Institute for Biomedical Engineering, University and ETH Zurich, Wolfgang-Pauli-Strasse 27, 8093 Zurich, Switzerland.
Neuroscience Center Zurich, University and ETH Zurich, Winterthurerstrasse 190, 8057 Zurich, Switzerland.
Institute of Pharmacology and Toxicology, University of Zurich, Winterthurerstrasse 190, 8057 Zurich, Switzerland.


Functional magnetic resonance imaging (fMRI) has revolutionized neuroscience by opening a unique window that allows neurocircuitry function and pathological alterations to be probed non-invasively across brain disorders.
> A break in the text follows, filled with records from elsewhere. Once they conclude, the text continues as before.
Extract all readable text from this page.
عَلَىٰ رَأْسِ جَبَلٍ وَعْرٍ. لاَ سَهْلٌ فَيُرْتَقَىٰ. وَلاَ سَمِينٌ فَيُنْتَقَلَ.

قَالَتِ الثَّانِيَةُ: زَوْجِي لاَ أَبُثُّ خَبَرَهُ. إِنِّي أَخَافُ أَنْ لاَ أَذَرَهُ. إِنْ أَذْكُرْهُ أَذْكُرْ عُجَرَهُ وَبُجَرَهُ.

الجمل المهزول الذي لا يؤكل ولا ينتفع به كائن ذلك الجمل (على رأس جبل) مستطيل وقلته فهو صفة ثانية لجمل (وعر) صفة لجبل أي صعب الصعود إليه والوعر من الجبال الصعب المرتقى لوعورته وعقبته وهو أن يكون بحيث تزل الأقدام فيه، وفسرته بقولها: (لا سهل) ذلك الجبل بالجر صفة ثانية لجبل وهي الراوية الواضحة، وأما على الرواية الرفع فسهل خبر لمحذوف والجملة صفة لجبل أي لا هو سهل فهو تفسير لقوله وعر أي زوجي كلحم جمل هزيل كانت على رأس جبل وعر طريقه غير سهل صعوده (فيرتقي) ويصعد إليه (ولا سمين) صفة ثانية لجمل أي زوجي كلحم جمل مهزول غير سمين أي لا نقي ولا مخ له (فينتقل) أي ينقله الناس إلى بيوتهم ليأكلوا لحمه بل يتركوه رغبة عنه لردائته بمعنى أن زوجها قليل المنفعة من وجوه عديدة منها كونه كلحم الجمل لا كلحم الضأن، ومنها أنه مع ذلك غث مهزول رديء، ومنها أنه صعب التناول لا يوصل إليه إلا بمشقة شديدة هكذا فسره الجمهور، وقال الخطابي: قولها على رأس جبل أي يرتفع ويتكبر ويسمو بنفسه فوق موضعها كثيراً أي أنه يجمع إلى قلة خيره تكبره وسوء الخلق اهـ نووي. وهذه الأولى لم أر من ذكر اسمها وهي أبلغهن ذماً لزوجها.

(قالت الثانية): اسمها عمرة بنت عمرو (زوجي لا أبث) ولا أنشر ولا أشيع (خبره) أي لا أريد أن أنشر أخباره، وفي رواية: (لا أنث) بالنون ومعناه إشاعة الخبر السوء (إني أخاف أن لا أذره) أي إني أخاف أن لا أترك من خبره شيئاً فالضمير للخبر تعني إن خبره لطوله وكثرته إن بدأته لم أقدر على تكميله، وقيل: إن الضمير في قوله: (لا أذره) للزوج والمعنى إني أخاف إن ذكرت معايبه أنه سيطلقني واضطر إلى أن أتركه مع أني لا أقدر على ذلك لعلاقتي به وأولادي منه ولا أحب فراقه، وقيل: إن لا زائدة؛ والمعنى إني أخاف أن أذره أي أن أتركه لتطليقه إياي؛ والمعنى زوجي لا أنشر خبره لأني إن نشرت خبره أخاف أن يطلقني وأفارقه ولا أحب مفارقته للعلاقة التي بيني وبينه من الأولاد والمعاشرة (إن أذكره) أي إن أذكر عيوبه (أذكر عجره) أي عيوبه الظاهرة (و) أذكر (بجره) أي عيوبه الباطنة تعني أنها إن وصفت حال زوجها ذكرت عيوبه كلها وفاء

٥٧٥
Here we report a novel sustainable anesthesia procedure for small animal neuroimaging that overcomes shortcomings of anesthetics commonly used in rodent fMRI. The significantly improved preservation of cerebrovascular dynamics enhances sensitivity to neural activity changes for which it serves as a proxy in fMRI readouts. Excellent cross-species/strain applicability provides coherence among preclinical findings and is expected to improve translation to clinical fMRI investigations. The novel anesthesia procedure based on the GABAergic anesthetic etomidate was extensively validated in fMRI studies conducted in a range of genetically engineered rodent models of autism and strains commonly used for transgenic manipulations. Etomidate proved effective, yielded long-term stable physiology with basal cerebral blood flow of ~0.5 ml/g/min and full recovery. Cerebrovascular responsiveness of up to 180% was maintained as demonstrated with perfusion- and BOLD-based fMRI upon hypercapnic, pharmacological and sensory stimulation. Hence, etomidate lends itself as an anesthetic-of-choice for translational neuroimaging studies across rodent models of brain disorders.